Bosnien-Herzegowina: Sarajevo spricht wieder über Krieg

Die EU-Visapolitik und Pläne, internationale Institutionen aufzulösen sowie die Eufor-Truppen abzuziehen, verunsichern die bosniakische Bevölkerungsgruppe.

Milorad Dodik möchte die serbische Teilrepublik vom Gesamtstaat abkoppeln. Bild: reuters

SARAJEVO taz | Fast alle Gespräche mit den unterschiedlichsten Menschen in Sarajevo enden in diesen Tagen mit dem Hinweis, es könnte einen neuen Krieg in Bosnien und Herzegowina geben. Zwar versuchte der Hohe Repräsentant der internationalen Gemeinschaft, Valentin Inzko, diese Warnungen als wirklichkeitsfern abzutun. Doch allein schon der Vorgang, dass er am letzten Freitag auf diese Befürchtungen eingehen musste, zeigt die Stimmung im Land.

Hintergrund für diese Befürchtungen ist die tiefe Verunsicherung vor allem der bosniakischen Bevölkerung durch die Politik des Ministerpräsidenten der serbischen Teilrepublik, Milorad Dodik, und durch die Politik der Europäischen Gemeinschaft. Die Diskussion innerhalb der EU, das Büro des Hohen Repräsentanten noch in diesem Jahr aufzulösen und die Eufor-Truppen aus Bosnien und Herzegowina abzuziehen, hat zu dieser Stimmung wesentlich beigetragen.

Hinzu kam die von der EU-Kommission vorgeschlagene Visaregelung für die Länder des westlichen Balkans, die Visaerleichterungen für Serbien, Montenegro und Makedonien vorsah, nicht jedoch für Bosnien, Albanien und Kosovo.

Dodik hat in den letzten Monaten nichts unversucht gelassen, die serbische Teilrepublik vom gemeinsamen Gesamtstaat abzukoppeln. Deshalb ließ er letzte Woche im Parlament der Teilrepublik eine Reihe der seit dem Friedensvertrag von Dayton 1995 von den Hohen Repräsentanten erlassenen gesamtstaatlichen Gesetze annullieren.

Er will jetzt das gemeinsame Energieversorgungssystem entflechten und wehrt sich energisch gegen internationale Richter im Gerichtswesen des Gesamtstaates, so weit sie für Korruptionsfälle - und damit in bezug auf ihn selbst - zuständig sind. Gemeinsam mit Belgrads Aussenminister Vuk Jeremic forderte er am Wochenende erneut, das Büro des Hohen Repräsentanten in Bosnien aufzulösen und die Eufor-Truppen zurückzuziehen.

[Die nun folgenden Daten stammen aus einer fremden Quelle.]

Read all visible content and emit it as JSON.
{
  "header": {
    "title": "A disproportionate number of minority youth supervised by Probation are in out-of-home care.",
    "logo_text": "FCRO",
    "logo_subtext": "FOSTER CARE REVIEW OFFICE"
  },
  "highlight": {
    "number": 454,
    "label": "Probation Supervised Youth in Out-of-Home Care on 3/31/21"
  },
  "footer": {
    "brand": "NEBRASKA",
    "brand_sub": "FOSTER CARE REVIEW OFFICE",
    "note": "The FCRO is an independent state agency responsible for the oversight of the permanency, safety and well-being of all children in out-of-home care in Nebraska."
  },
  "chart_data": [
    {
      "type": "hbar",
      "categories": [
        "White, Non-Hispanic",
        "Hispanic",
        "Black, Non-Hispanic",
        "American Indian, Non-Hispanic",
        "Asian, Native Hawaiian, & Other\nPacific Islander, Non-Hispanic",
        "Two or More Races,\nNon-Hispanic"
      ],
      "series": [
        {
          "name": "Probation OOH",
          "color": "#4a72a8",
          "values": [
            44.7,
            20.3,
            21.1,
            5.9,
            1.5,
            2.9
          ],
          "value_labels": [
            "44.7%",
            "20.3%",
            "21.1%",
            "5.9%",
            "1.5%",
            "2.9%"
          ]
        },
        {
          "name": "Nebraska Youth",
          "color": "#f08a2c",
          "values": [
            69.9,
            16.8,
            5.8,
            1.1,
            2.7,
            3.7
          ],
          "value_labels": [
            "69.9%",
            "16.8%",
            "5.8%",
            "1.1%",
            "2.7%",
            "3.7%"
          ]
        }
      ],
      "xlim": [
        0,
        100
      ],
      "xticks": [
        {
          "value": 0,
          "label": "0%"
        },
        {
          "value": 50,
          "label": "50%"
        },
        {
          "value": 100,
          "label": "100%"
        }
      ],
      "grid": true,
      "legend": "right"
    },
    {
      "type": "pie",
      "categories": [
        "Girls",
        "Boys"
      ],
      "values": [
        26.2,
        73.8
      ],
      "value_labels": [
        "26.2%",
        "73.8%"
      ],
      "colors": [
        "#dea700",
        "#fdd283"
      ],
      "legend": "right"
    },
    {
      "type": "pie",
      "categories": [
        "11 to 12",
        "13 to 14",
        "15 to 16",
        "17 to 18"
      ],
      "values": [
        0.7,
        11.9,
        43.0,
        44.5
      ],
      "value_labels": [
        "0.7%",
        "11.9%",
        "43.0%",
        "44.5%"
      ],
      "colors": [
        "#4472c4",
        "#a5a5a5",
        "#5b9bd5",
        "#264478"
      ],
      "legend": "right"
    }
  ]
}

Genau wegen dieser Forderung ist die nichtserbische Bevölkerungsmehrheit der Bosniaken und Kroaten im Vielvölkerstaat über die Pläne Brüssels entsetzt. Diese Pläne werden vor allem in Sarajevo als direkte Unterstützung der serbischen Position gewertet. Sie könnten nicht kalkulierbare Zusammenstöße zwischen den Volksgruppen auslösen, befürchten auch Militärs der Nato in der Region.

Immerhin hat sich in den letzten Tagen ein Umschwung bei der Visaregelgung ergeben. Die EU-Kommission musste zur Kenntnis nehmen, dass sich erheblicher Widerstand im Europaparlament gebildet hat. Denn die geplante Visagregelung hätte zur Folge, dass vor allem die bosniakische Volksgruppe vom freien Reiseverkehr ausgeschlossen wäre.

Einem Protestbrief aus Berlin, in dem befürchtet wird, die Visaregelung trüge zur Destabilisierung Bosniens bei, schlossen sich über 2000 Persönlichkeiten des öffentlichen Lebens an. Angeführt von den ehemaligen Hohen Repräsentanten Paddy Ashdown, Wolfgang Petritsch und Christian Schwarz-Schilling wurde die Initiative balkangoeseurope.eu auch von den Fraktionen der Grünen und der Konservativen im Europaparlament unterstützt.

Beigetragen zum Sinneswandel hat zudem, dass der bosnische Ministerrat mit den Stimmen der serbischen Vertreter vier für die Visaregelung wichtige Gesetze erlassen und gleichzeitig die Einführung biometischer Pässe für Mitte Oktober angekündigt hat. Die letztendliche Entscheidung über die Visaregelung will Brüssel im November fällen. In Hintergrundgesprächen erklärten Nato-Militärs in Sarajevo gegenüber der taz, im November werde "angesichts des Konfliktpotentials" wahrscheinlich auch das Mandat der Eufor in Bosnien verlängert.